Being able to query files using SQL is great. Some of you might remember the U-SQL language that was introduced a few years ago alongside Azure Data Lake Storage (ADLS) Gen 1 which is now deprecated. It never caught up because it looked like SQL but it wasn’t (it was actually closer to C#). Now we’re talking about real SQL. To query files! This opens the possibility to implement a logical warehouse (the emphasis is on logical as everyone to my knowledge who tried to replace a data warehouse with a data lake has failed). Or, you can connect Power BI to the serverless endpoint and start querying all these files in DirectQuery mode. So, this enables real-time BI on top of file extracts.

Behind the scenes, Synapse Serverless uses a distributed query engine to conquer and process files in parallel. For more information, read the “POLARIS: The Distributed SQL Engine in Azure Synapse” whitepaper. I ran some limited performance testing and I’m impressed. I’m yet to test joins between large tables (I’d love to hear from someone on this subject).
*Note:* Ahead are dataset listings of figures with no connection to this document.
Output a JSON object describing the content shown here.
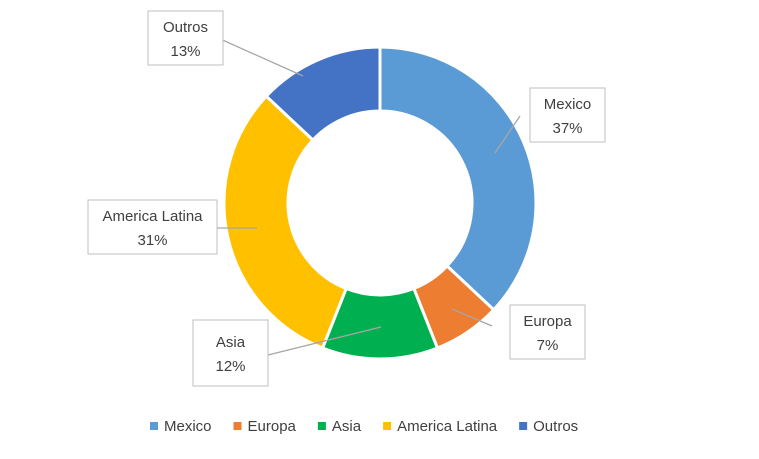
{
  "chart_data": {
    "type": "pie",
    "variant": "doughnut",
    "legend_position": "bottom",
    "categories": [
      "Mexico",
      "Europa",
      "Asia",
      "America Latina",
      "Outros"
    ],
    "values": [
      37,
      7,
      12,
      31,
      13
    ],
    "value_labels": [
      "37%",
      "7%",
      "12%",
      "31%",
      "13%"
    ],
    "colors": [
      "#5B9BD5",
      "#ED7D31",
      "#00B050",
      "#FFC000",
      "#4472C4"
    ]
  }
}
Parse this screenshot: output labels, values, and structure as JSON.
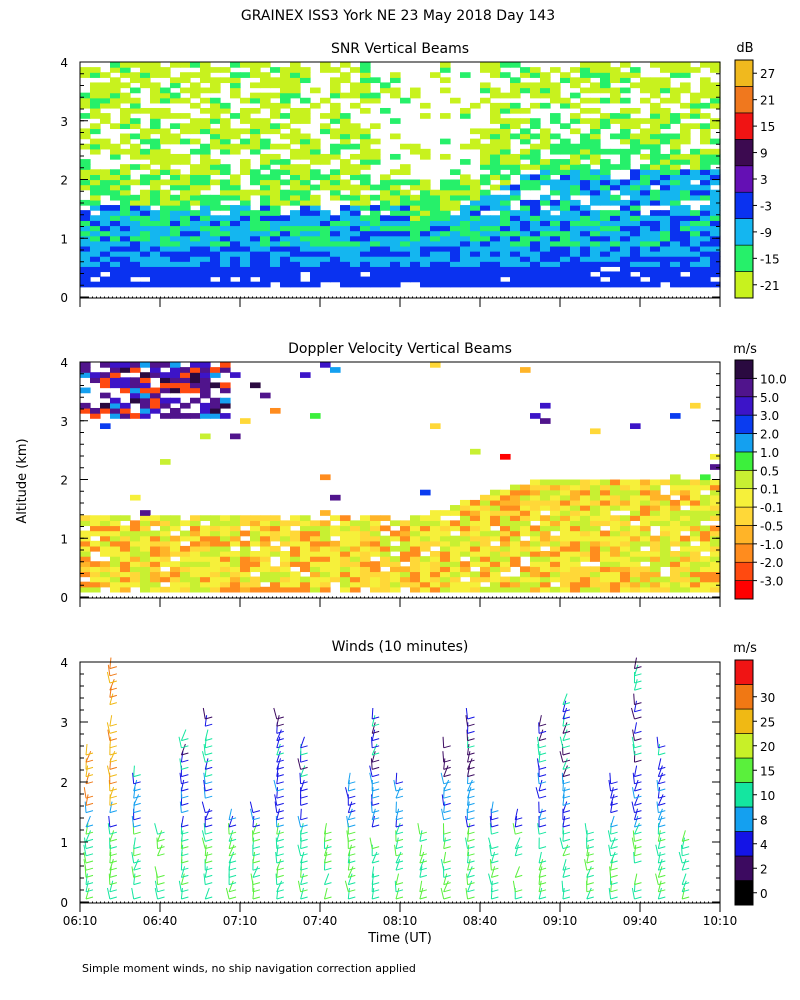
{
  "title": "GRAINEX ISS3 York NE  23 May 2018 Day 143",
  "ylabel_shared": "Altitude (km)",
  "footnote": "Simple moment winds, no ship navigation correction applied",
  "palette": {
    "snr": [
      "#c8f21e",
      "#26f06a",
      "#14b6f0",
      "#0a32f0",
      "#6410b4",
      "#3c0a50",
      "#f01414",
      "#f0781e",
      "#f0b91e"
    ],
    "dop": [
      "#ff0000",
      "#ff4a10",
      "#ff8c1e",
      "#ffb428",
      "#ffd838",
      "#f6f03a",
      "#c8f032",
      "#3cf03c",
      "#14a0f0",
      "#0a3cf0",
      "#3c14c8",
      "#50148c",
      "#2a0a40"
    ],
    "wind": [
      "#000000",
      "#3c0a60",
      "#1414e6",
      "#14a0f0",
      "#14e6a0",
      "#5af03c",
      "#c8f028",
      "#f0b914",
      "#f07814",
      "#f01414"
    ]
  },
  "chart_data": [
    {
      "type": "heatmap",
      "title": "SNR Vertical Beams",
      "ylim": [
        0,
        4
      ],
      "y_ticks": [
        "0",
        "1",
        "2",
        "3",
        "4"
      ],
      "colorbar_unit": "dB",
      "colorbar_labels": [
        "-21",
        "-15",
        "-9",
        "-3",
        "3",
        "9",
        "15",
        "21",
        "27"
      ],
      "field_description": "high SNR (blue/dark) below 1 km, green to yellow aloft to ~4 km, white gaps where no echo"
    },
    {
      "type": "heatmap",
      "title": "Doppler Velocity Vertical Beams",
      "ylim": [
        0,
        4
      ],
      "y_ticks": [
        "0",
        "1",
        "2",
        "3",
        "4"
      ],
      "colorbar_unit": "m/s",
      "colorbar_labels": [
        "-3.0",
        "-2.0",
        "-1.0",
        "-0.5",
        "-0.1",
        "0.1",
        "0.5",
        "1.0",
        "2.0",
        "3.0",
        "5.0",
        "10.0"
      ]
    },
    {
      "type": "scatter",
      "title": "Winds (10 minutes)",
      "ylim": [
        0,
        4
      ],
      "y_ticks": [
        "0",
        "1",
        "2",
        "3",
        "4"
      ],
      "x_tick_labels": [
        "06:10",
        "06:40",
        "07:10",
        "07:40",
        "08:10",
        "08:40",
        "09:10",
        "09:40",
        "10:10"
      ],
      "xlabel": "Time (UT)",
      "colorbar_unit": "m/s",
      "colorbar_labels": [
        "0",
        "2",
        "4",
        "8",
        "10",
        "15",
        "20",
        "25",
        "30"
      ]
    }
  ]
}
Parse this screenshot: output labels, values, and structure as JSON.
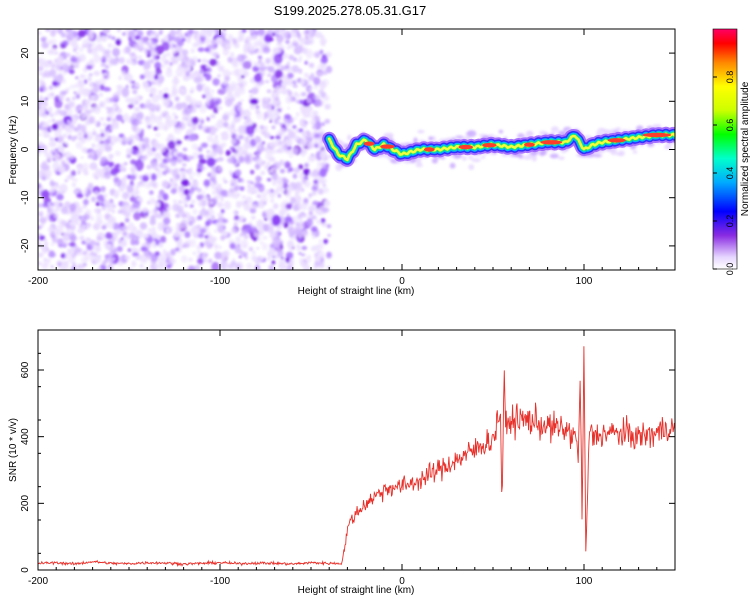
{
  "title": "S199.2025.278.05.31.G17",
  "colors": {
    "snr_line": "#e8302a",
    "frame": "#000000",
    "background": "#ffffff"
  },
  "chart_data": [
    {
      "type": "heatmap",
      "xlabel": "Height of straight line (km)",
      "ylabel": "Frequency (Hz)",
      "xlim": [
        -200,
        150
      ],
      "ylim": [
        -25,
        25
      ],
      "x_ticks": [
        -200,
        -100,
        0,
        100
      ],
      "y_ticks": [
        -20,
        -10,
        0,
        10,
        20
      ],
      "noise_region_x": [
        -200,
        -40
      ],
      "signal_start_x": -40,
      "ridge": {
        "x": [
          -40,
          -35,
          -30,
          -25,
          -20,
          -15,
          -10,
          -5,
          0,
          10,
          20,
          30,
          40,
          50,
          60,
          70,
          80,
          90,
          95,
          100,
          105,
          110,
          120,
          130,
          140,
          150
        ],
        "frequency": [
          2,
          -1,
          -2,
          1,
          2,
          0,
          1,
          0,
          -1,
          0,
          0,
          0.5,
          0.5,
          1,
          0.5,
          1,
          1.5,
          1.5,
          3,
          0,
          1,
          1.5,
          2,
          2.5,
          3,
          3
        ]
      },
      "colorbar": {
        "label": "Normalized spectral amplitude",
        "min": 0,
        "max": 1,
        "ticks": [
          "0.0",
          "0.2",
          "0.4",
          "0.6",
          "0.8"
        ]
      }
    },
    {
      "type": "line",
      "xlabel": "Height of straight line (km)",
      "ylabel": "SNR (10 * v/v)",
      "xlim": [
        -200,
        150
      ],
      "ylim": [
        0,
        720
      ],
      "x_ticks": [
        -200,
        -100,
        0,
        100
      ],
      "y_ticks": [
        0,
        200,
        400,
        600
      ],
      "series": [
        {
          "x": [
            -200,
            -190,
            -180,
            -170,
            -160,
            -150,
            -140,
            -130,
            -120,
            -110,
            -100,
            -90,
            -80,
            -70,
            -60,
            -50,
            -40,
            -33,
            -30,
            -28,
            -25,
            -20,
            -15,
            -10,
            -5,
            0,
            10,
            20,
            30,
            40,
            45,
            50,
            54,
            55,
            56,
            57,
            60,
            70,
            80,
            90,
            95,
            97,
            98,
            99,
            100,
            101,
            103,
            105,
            110,
            120,
            130,
            140,
            145,
            150
          ],
          "y": [
            20,
            22,
            18,
            25,
            20,
            19,
            22,
            21,
            18,
            20,
            22,
            19,
            21,
            20,
            18,
            22,
            20,
            20,
            120,
            150,
            170,
            200,
            220,
            240,
            250,
            250,
            270,
            300,
            330,
            360,
            380,
            390,
            480,
            200,
            560,
            430,
            450,
            450,
            430,
            420,
            400,
            350,
            600,
            100,
            700,
            50,
            420,
            400,
            410,
            410,
            400,
            410,
            430,
            420
          ]
        }
      ]
    }
  ]
}
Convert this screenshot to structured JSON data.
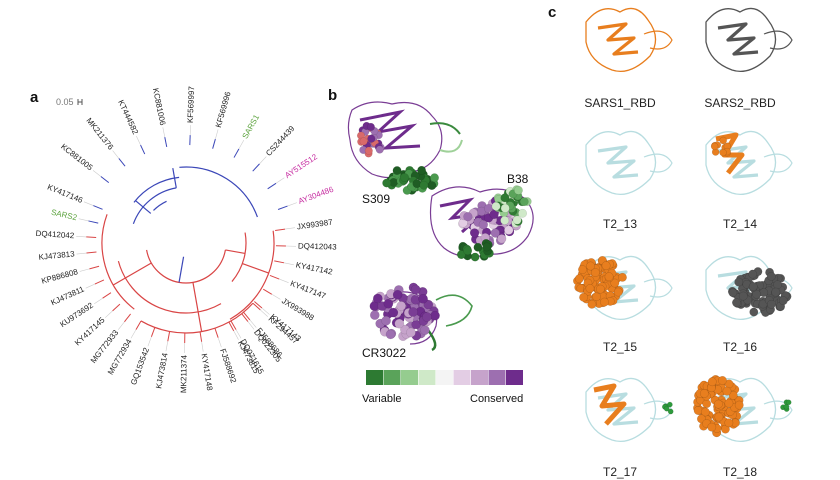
{
  "panels": {
    "a": "a",
    "b": "b",
    "c": "c"
  },
  "scale_bar": "0.05",
  "tree": {
    "top_leaves": [
      {
        "name": "KC881005",
        "color": "#222222"
      },
      {
        "name": "MK211376",
        "color": "#222222"
      },
      {
        "name": "KT444582",
        "color": "#222222"
      },
      {
        "name": "KC881006",
        "color": "#222222"
      },
      {
        "name": "KF569997",
        "color": "#222222"
      },
      {
        "name": "KF569996",
        "color": "#222222"
      },
      {
        "name": "SARS1",
        "color": "#5ca33e"
      },
      {
        "name": "CS244439",
        "color": "#222222"
      },
      {
        "name": "AY515512",
        "color": "#c62ba0"
      },
      {
        "name": "AY304486",
        "color": "#c62ba0"
      }
    ],
    "left_leaves": [
      {
        "name": "KY417146",
        "color": "#222222"
      },
      {
        "name": "SARS2",
        "color": "#5ca33e"
      },
      {
        "name": "DQ412042",
        "color": "#222222"
      },
      {
        "name": "KJ473813",
        "color": "#222222"
      },
      {
        "name": "KP886808",
        "color": "#222222"
      },
      {
        "name": "KJ473811",
        "color": "#222222"
      },
      {
        "name": "KU973692",
        "color": "#222222"
      },
      {
        "name": "KY417145",
        "color": "#222222"
      },
      {
        "name": "MG772933",
        "color": "#222222"
      }
    ],
    "bottom_leaves": [
      {
        "name": "MG772934",
        "color": "#222222"
      },
      {
        "name": "GQ153542",
        "color": "#222222"
      },
      {
        "name": "KJ473814",
        "color": "#222222"
      },
      {
        "name": "MK211374",
        "color": "#222222"
      },
      {
        "name": "KY417148",
        "color": "#222222"
      },
      {
        "name": "FJ588692",
        "color": "#222222"
      },
      {
        "name": "KJ473815",
        "color": "#222222"
      },
      {
        "name": "DQ022305",
        "color": "#222222"
      },
      {
        "name": "KF294457",
        "color": "#222222"
      }
    ],
    "right_leaves": [
      {
        "name": "JX993987",
        "color": "#222222"
      },
      {
        "name": "DQ412043",
        "color": "#222222"
      },
      {
        "name": "KY417142",
        "color": "#222222"
      },
      {
        "name": "KY417147",
        "color": "#222222"
      },
      {
        "name": "JX993988",
        "color": "#222222"
      },
      {
        "name": "KY417143",
        "color": "#222222"
      },
      {
        "name": "FJ588686",
        "color": "#222222"
      },
      {
        "name": "DQ071615",
        "color": "#222222"
      }
    ],
    "clade_colors": {
      "blue": "#3b47b8",
      "red": "#d94545"
    }
  },
  "structures_b": {
    "labels": [
      "S309",
      "B38",
      "CR3022"
    ],
    "legend_low": "Variable",
    "legend_high": "Conserved",
    "legend_colors": [
      "#2d7a32",
      "#5aa35a",
      "#95cc8f",
      "#cfe9c8",
      "#f4f4f4",
      "#e3cde4",
      "#c6a3cb",
      "#9d6fb0",
      "#6e2c8c"
    ]
  },
  "structures_c": {
    "items": [
      {
        "label": "SARS1_RBD",
        "style": "orange"
      },
      {
        "label": "SARS2_RBD",
        "style": "gray"
      },
      {
        "label": "T2_13",
        "style": "plain"
      },
      {
        "label": "T2_14",
        "style": "orange-partial"
      },
      {
        "label": "T2_15",
        "style": "orange-blob"
      },
      {
        "label": "T2_16",
        "style": "gray-blob"
      },
      {
        "label": "T2_17",
        "style": "orange-green"
      },
      {
        "label": "T2_18",
        "style": "orange-spheres"
      }
    ],
    "colors": {
      "orange": "#e87e1e",
      "gray": "#555555",
      "ribbon": "#b8dde0",
      "green": "#2e9a3c",
      "purple": "#6e2c8c",
      "darkgreen": "#1f5d24"
    }
  }
}
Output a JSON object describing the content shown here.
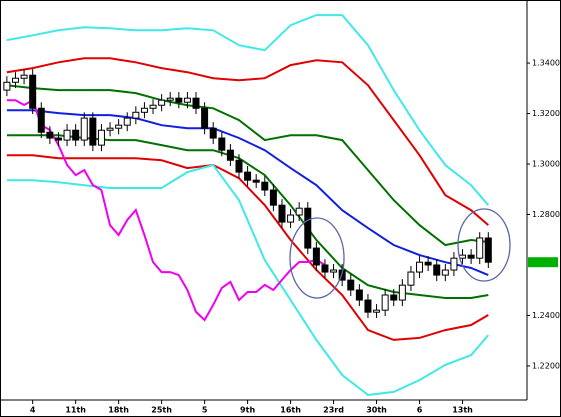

Pricing is based on the data processed but it’s only $5 per TB. So, export your data in *.parquet files which are smaller and faster (TIP: you can use Azure Data Factory to output Parquet files). Furthermore, Serverless will automatically update statistics for Parquet files (CVS files will require you to update statistics manually) which together with proper partitioning could improve performance for joins and filters so that Serverless doesn’t have to read all the files.

The Serverless feature that I like most though is the flexible schema.

Consider the following query, which defines the expected schema using the WITH clause. Will the query break if a schema drift is detected, e.g. some of the files have additional columns or the column names don’t match? Nope. The query still executes successfully, and if not specified in the WITH clause, the schema drift columns will come back empty. This opens the opportunity to do analytics on top of different schemas which is something you can’t do with your trusted SQL Server!

SELECT

     COUNT([Month]), COUNT([Month1])

FROM

    OPENROWSET(

        BULK‘https://dvdls01.dfs.core.windows.net/dvdlsfs01/google/*.csv’,

        FORMAT = ‘CSV’,

        PARSER_VERSION=‘2.0’,

        HEADER_ROW = TRUE

    )

    WITH (

        [Year] int,

        [Month] NVARCHAR(200),

        [Month1] NVARCHAR(200),

        [Day] int,

        [Ecommerce Conversion Rate] NVARCHAR(50),

        [New Users] int

        )

        AS [result]

The Bad

Currently, Serverless is limited to accessing data stored in ADLS only. I wish Microsoft extends Serverless to other vendors, such as Amazon (S3 and Athena) or Google. As a PaaS offering, there is no option to plug in additional drivers. The same limitation applies to the Synapse SQL Pool by the way. Adding the ORC files to the list of supported file formats will be a good addition, as well as the AVRO format which is generated by the Event Hub Capture.

You can find more crowdsourced improvement ideas at the Synapse Forum.

The Ugly

Now that you have a logical data warehouse, a common requirement is to get that data and load it into a physical data warehouse hosted in the Synapse SQL Pool. Unfortunately, the current architecture keeps the two pools separate (think of them as two different SQL servers). Views saved in a Serverless database are not accessible by the SQL Pool. The SQL Pool doesn’t support OPENROWSET either, so the approach outlined here won’t work. You must use Azure Data Factory or another ETL tool to stage the data in the SQL Pool if you follow the ELT pattern. I’d love to see the SQL Pool extended to support OPENROWSET as Azure SQL Managed Instance does to avoid yet another data movement and data staging.